Put another way, it would be far more compatible if this were done over
an IP stream rather than any native ethernet stream, not least it could use
any ethernet driver that linux supports rather than a small subset of them.
Ack, a standard ip-stream is a sensible first choise.
Perhaps the project needs to be specified with
regards to its goals?
...
My goals is "just" to extend another project (industrial i/o).
What would your goals be ?
Shall we decide on a single mailing list ?

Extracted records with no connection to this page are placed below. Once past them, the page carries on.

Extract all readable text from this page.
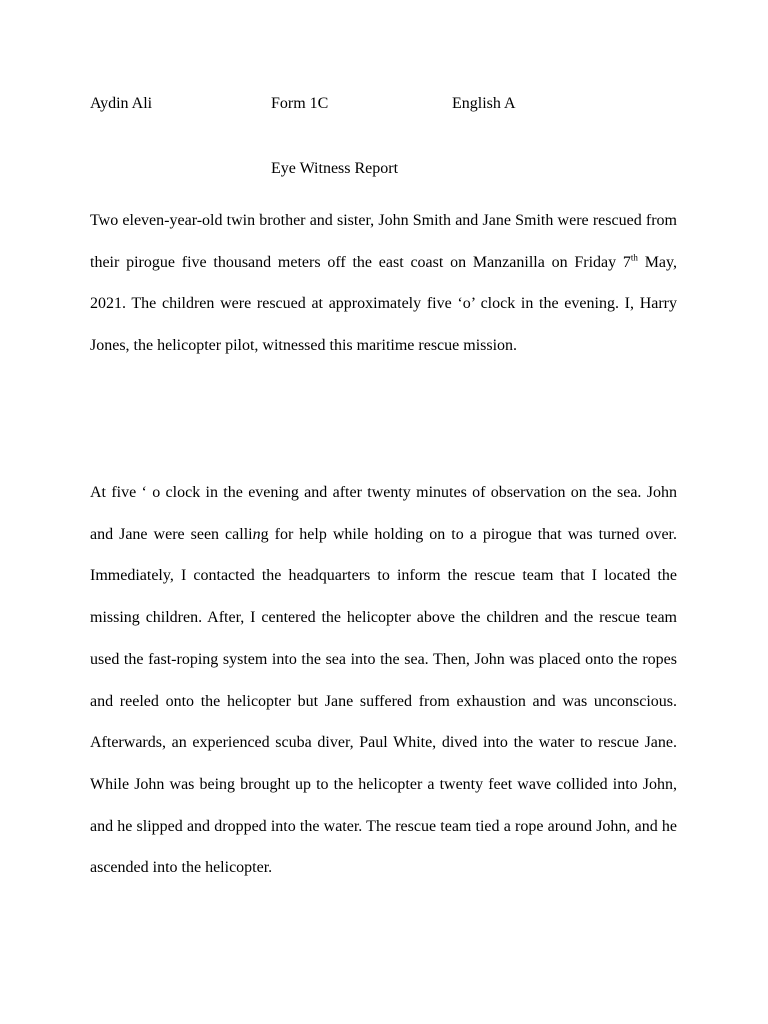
Aydin Ali	Form 1C	English A
Eye Witness Report

Two eleven-year-old twin brother and sister, John Smith and Jane Smith were rescued from their pirogue five thousand meters off the east coast on Manzanilla on Friday 7th May, 2021. The children were rescued at approximately five ‘o’ clock in the evening. I, Harry Jones, the helicopter pilot, witnessed this maritime rescue mission.

At five ‘ o clock in the evening and after twenty minutes of observation on the sea. John and Jane were seen calling for help while holding on to a pirogue that was turned over. Immediately, I contacted the headquarters to inform the rescue team that I located the missing children. After, I centered the helicopter above the children and the rescue team used the fast-roping system into the sea into the sea. Then, John was placed onto the ropes and reeled onto the helicopter but Jane suffered from exhaustion and was unconscious. Afterwards, an experienced scuba diver, Paul White, dived into the water to rescue Jane. While John was being brought up to the helicopter a twenty feet wave collided into John, and he slipped and dropped into the water. The rescue team tied a rope around John, and he ascended into the helicopter.
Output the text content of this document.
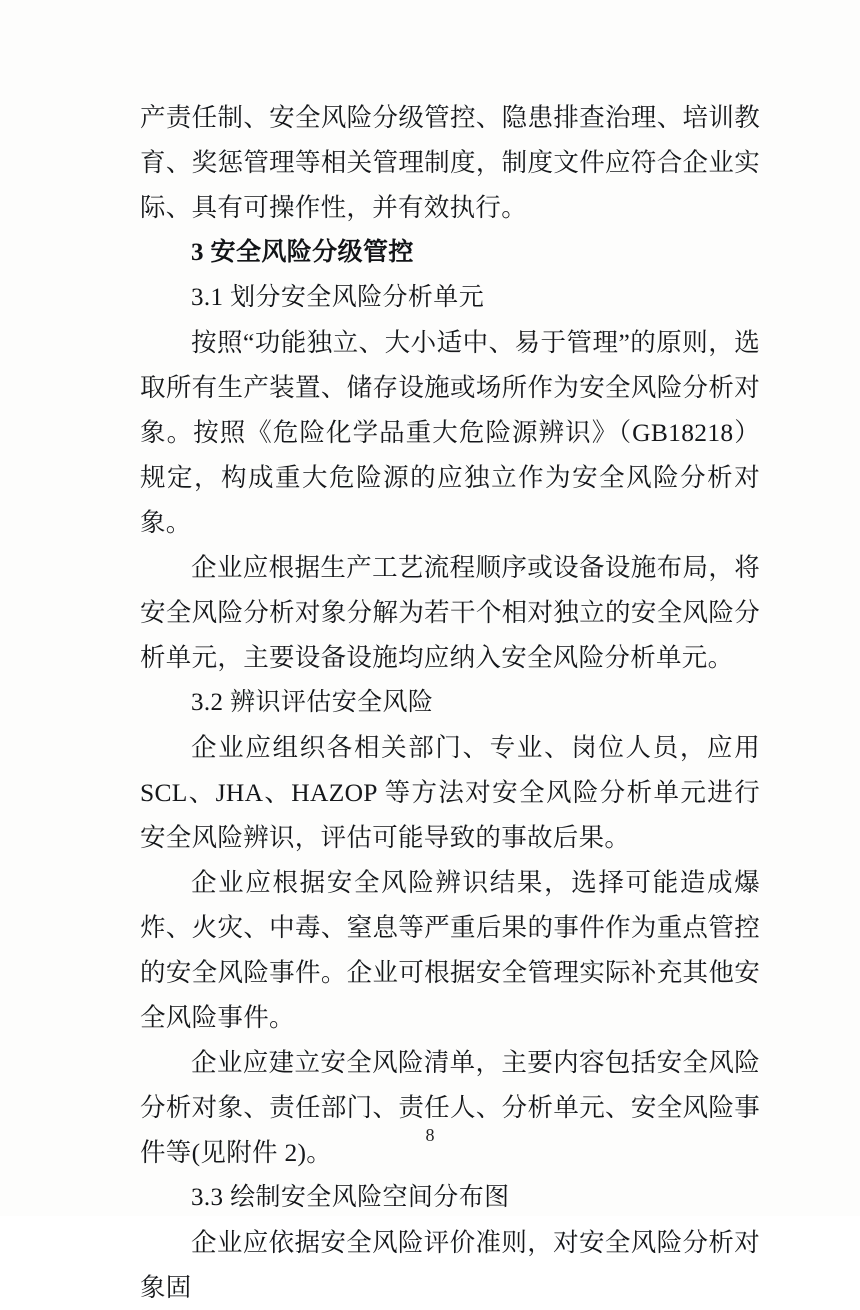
产责任制、安全风险分级管控、隐患排查治理、培训教育、奖惩管理等相关管理制度，制度文件应符合企业实际、具有可操作性，并有效执行。

3 安全风险分级管控
3.1 划分安全风险分析单元

按照“功能独立、大小适中、易于管理”的原则，选取所有生产装置、储存设施或场所作为安全风险分析对象。按照《危险化学品重大危险源辨识》（GB18218）规定，构成重大危险源的应独立作为安全风险分析对象。

企业应根据生产工艺流程顺序或设备设施布局，将安全风险分析对象分解为若干个相对独立的安全风险分析单元，主要设备设施均应纳入安全风险分析单元。

3.2 辨识评估安全风险

企业应组织各相关部门、专业、岗位人员，应用 SCL、JHA、HAZOP 等方法对安全风险分析单元进行安全风险辨识，评估可能导致的事故后果。

企业应根据安全风险辨识结果，选择可能造成爆炸、火灾、中毒、窒息等严重后果的事件作为重点管控的安全风险事件。企业可根据安全管理实际补充其他安全风险事件。

企业应建立安全风险清单，主要内容包括安全风险分析对象、责任部门、责任人、分析单元、安全风险事件等(见附件 2)。

3.3 绘制安全风险空间分布图

企业应依据安全风险评价准则，对安全风险分析对象固

8
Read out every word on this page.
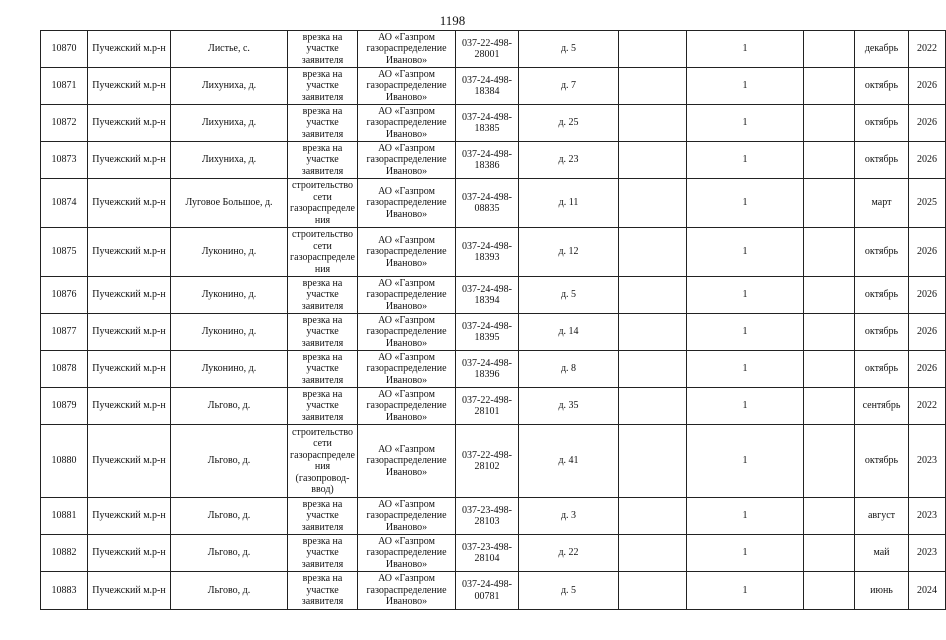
1198
10870	Пучежский м.р-н	Листье, с.	врезка на участке заявителя	АО «Газпром газораспределение Иваново»	037-22-498-28001	д. 5		1		декабрь	2022
10871	Пучежский м.р-н	Лихуниха, д.	врезка на участке заявителя	АО «Газпром газораспределение Иваново»	037-24-498-18384	д. 7		1		октябрь	2026
10872	Пучежский м.р-н	Лихуниха, д.	врезка на участке заявителя	АО «Газпром газораспределение Иваново»	037-24-498-18385	д. 25		1		октябрь	2026
10873	Пучежский м.р-н	Лихуниха, д.	врезка на участке заявителя	АО «Газпром газораспределение Иваново»	037-24-498-18386	д. 23		1		октябрь	2026
10874	Пучежский м.р-н	Луговое Большое, д.	строительство сети газораспределения	АО «Газпром газораспределение Иваново»	037-24-498-08835	д. 11		1		март	2025
10875	Пучежский м.р-н	Луконино, д.	строительство сети газораспределения	АО «Газпром газораспределение Иваново»	037-24-498-18393	д. 12		1		октябрь	2026
10876	Пучежский м.р-н	Луконино, д.	врезка на участке заявителя	АО «Газпром газораспределение Иваново»	037-24-498-18394	д. 5		1		октябрь	2026
10877	Пучежский м.р-н	Луконино, д.	врезка на участке заявителя	АО «Газпром газораспределение Иваново»	037-24-498-18395	д. 14		1		октябрь	2026
10878	Пучежский м.р-н	Луконино, д.	врезка на участке заявителя	АО «Газпром газораспределение Иваново»	037-24-498-18396	д. 8		1		октябрь	2026
10879	Пучежский м.р-н	Льгово, д.	врезка на участке заявителя	АО «Газпром газораспределение Иваново»	037-22-498-28101	д. 35		1		сентябрь	2022
10880	Пучежский м.р-н	Льгово, д.	строительство сети газораспределения (газопровод-ввод)	АО «Газпром газораспределение Иваново»	037-22-498-28102	д. 41		1		октябрь	2023
10881	Пучежский м.р-н	Льгово, д.	врезка на участке заявителя	АО «Газпром газораспределение Иваново»	037-23-498-28103	д. 3		1		август	2023
10882	Пучежский м.р-н	Льгово, д.	врезка на участке заявителя	АО «Газпром газораспределение Иваново»	037-23-498-28104	д. 22		1		май	2023
10883	Пучежский м.р-н	Льгово, д.	врезка на участке заявителя	АО «Газпром газораспределение Иваново»	037-24-498-00781	д. 5		1		июнь	2024
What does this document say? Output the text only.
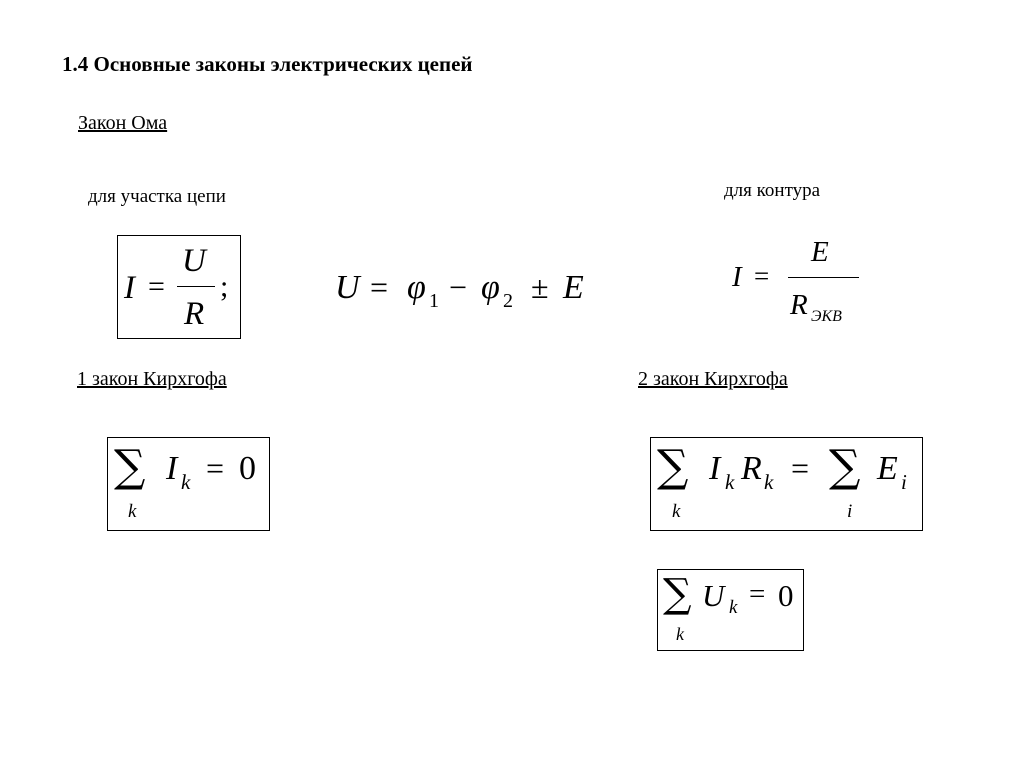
1.4 Основные законы электрических цепей
Закон Ома
для участка цепи	для контура
I =
U
R
;	U = φ 1 − φ 2 ± E	I =
E
R ЭКВ
1 закон Кирхгофа	2 закон Кирхгофа
∑
k
I k = 0	∑
k
I k R k = ∑
i
E i
∑
k
U k = 0
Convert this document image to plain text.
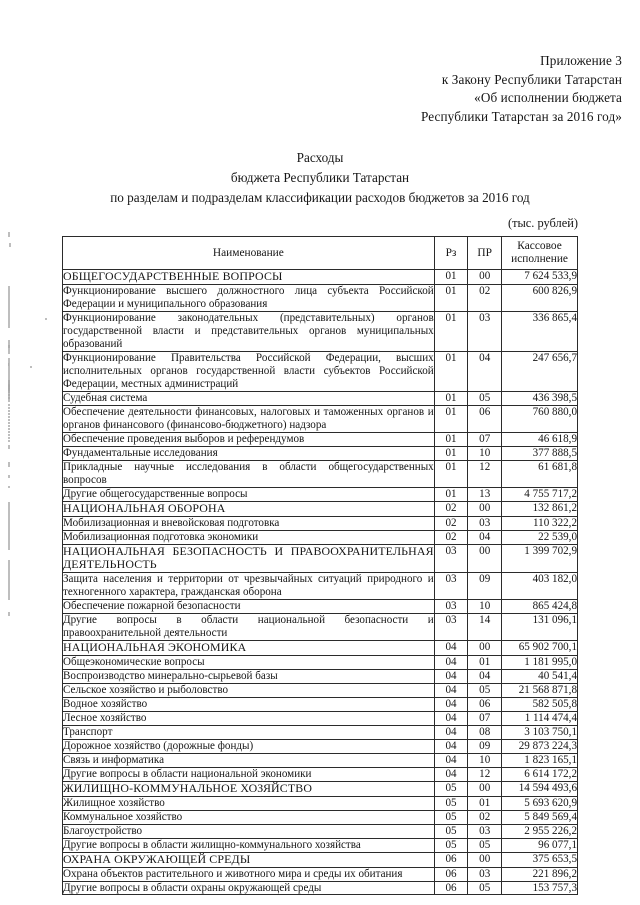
Приложение 3
к Закону Республики Татарстан
«Об исполнении бюджета
Республики Татарстан за 2016 год»
Расходы
бюджета Республики Татарстан
по разделам и подразделам классификации расходов бюджетов за 2016 год
(тыс. рублей)
Наименование	Рз	ПР	Кассовое
исполнение

ОБЩЕГОСУДАРСТВЕННЫЕ ВОПРОСЫ	01	00	7 624 533,9
Функционирование высшего должностного лица субъекта Российской Федерации и муниципального образования	01	02	600 826,9
Функционирование законодательных (представительных) органов государственной власти и представительных органов муниципальных образований	01	03	336 865,4
Функционирование Правительства Российской Федерации, высших исполнительных органов государственной власти субъектов Российской Федерации, местных администраций	01	04	247 656,7
Судебная система	01	05	436 398,5
Обеспечение деятельности финансовых, налоговых и таможенных органов и органов финансового (финансово-бюджетного) надзора	01	06	760 880,0
Обеспечение проведения выборов и референдумов	01	07	46 618,9
Фундаментальные исследования	01	10	377 888,5
Прикладные научные исследования в области общегосударственных вопросов	01	12	61 681,8
Другие общегосударственные вопросы	01	13	4 755 717,2
НАЦИОНАЛЬНАЯ ОБОРОНА	02	00	132 861,2
Мобилизационная и вневойсковая подготовка	02	03	110 322,2
Мобилизационная подготовка экономики	02	04	22 539,0
НАЦИОНАЛЬНАЯ БЕЗОПАСНОСТЬ И ПРАВООХРАНИТЕЛЬНАЯ ДЕЯТЕЛЬНОСТЬ	03	00	1 399 702,9
Защита населения и территории от чрезвычайных ситуаций природного и техногенного характера, гражданская оборона	03	09	403 182,0
Обеспечение пожарной безопасности	03	10	865 424,8
Другие вопросы в области национальной безопасности и правоохранительной деятельности	03	14	131 096,1
НАЦИОНАЛЬНАЯ ЭКОНОМИКА	04	00	65 902 700,1
Общеэкономические вопросы	04	01	1 181 995,0
Воспроизводство минерально-сырьевой базы	04	04	40 541,4
Сельское хозяйство и рыболовство	04	05	21 568 871,8
Водное хозяйство	04	06	582 505,8
Лесное хозяйство	04	07	1 114 474,4
Транспорт	04	08	3 103 750,1
Дорожное хозяйство (дорожные фонды)	04	09	29 873 224,3
Связь и информатика	04	10	1 823 165,1
Другие вопросы в области национальной экономики	04	12	6 614 172,2
ЖИЛИЩНО-КОММУНАЛЬНОЕ ХОЗЯЙСТВО	05	00	14 594 493,6
Жилищное хозяйство	05	01	5 693 620,9
Коммунальное хозяйство	05	02	5 849 569,4
Благоустройство	05	03	2 955 226,2
Другие вопросы в области жилищно-коммунального хозяйства	05	05	96 077,1
ОХРАНА ОКРУЖАЮЩЕЙ СРЕДЫ	06	00	375 653,5
Охрана объектов растительного и животного мира и среды их обитания	06	03	221 896,2
Другие вопросы в области охраны окружающей среды	06	05	153 757,3
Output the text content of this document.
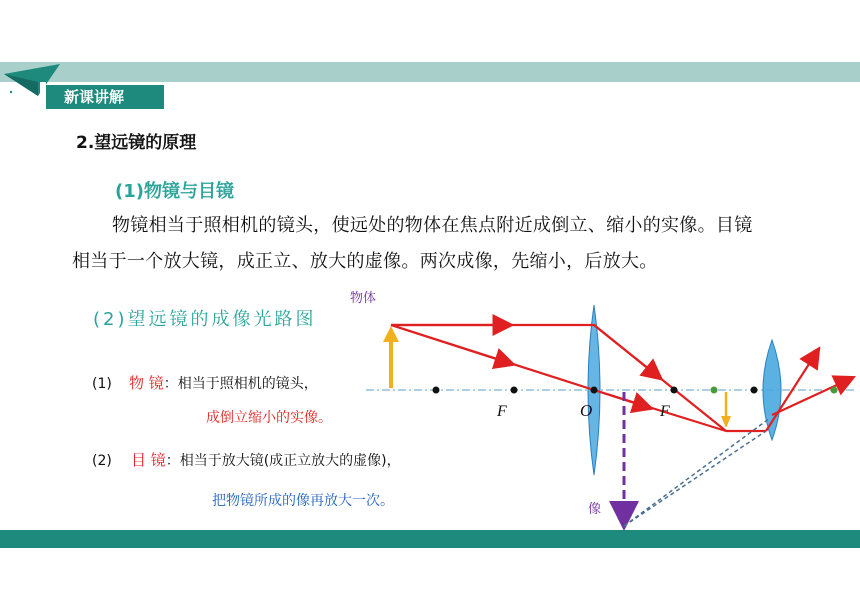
新课讲解
2.望远镜的原理
(1)物镜与目镜
物镜相当于照相机的镜头，使远处的物体在焦点附近成倒立、缩小的实像。目镜
相当于一个放大镜，成正立、放大的虚像。两次成像，先缩小，后放大。
(2)望远镜的成像光路图
(1) 物 镜：相当于照相机的镜头，
成倒立缩小的实像。
(2) 目 镜：相当于放大镜(成正立放大的虚像)，
把物镜所成的像再放大一次。
物体
像
F	O	F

IIRC the motivation for this was:
1) Firewire is going away on laptops
2) USB 2.0 is proprietary and non-standard
3) Because of (1) and (2), Linux Audio users will soon be left without any way to do
multichannel recording on laptops.
The original thread converged on a goal pretty quickly: an inexpensive, multi-channel
audio interface which is open hardware and software, and uses Gig Ethernet as its physical
connection method.
So, if I were going to put the goal simply: I'd like a Focusrite Saffire (or
equivalent) that runs over Ethernet, please :-) Price-wise, it'd be nice if it cost
the same or less than equivalent USB 2.0 product. Latency-wise, comparable with USB 2.0.
In terms of how many I/O, I think that was still being calculated and experimentation was
going to be required. Obviously options for 4, 8, or 16 I/O would be nice.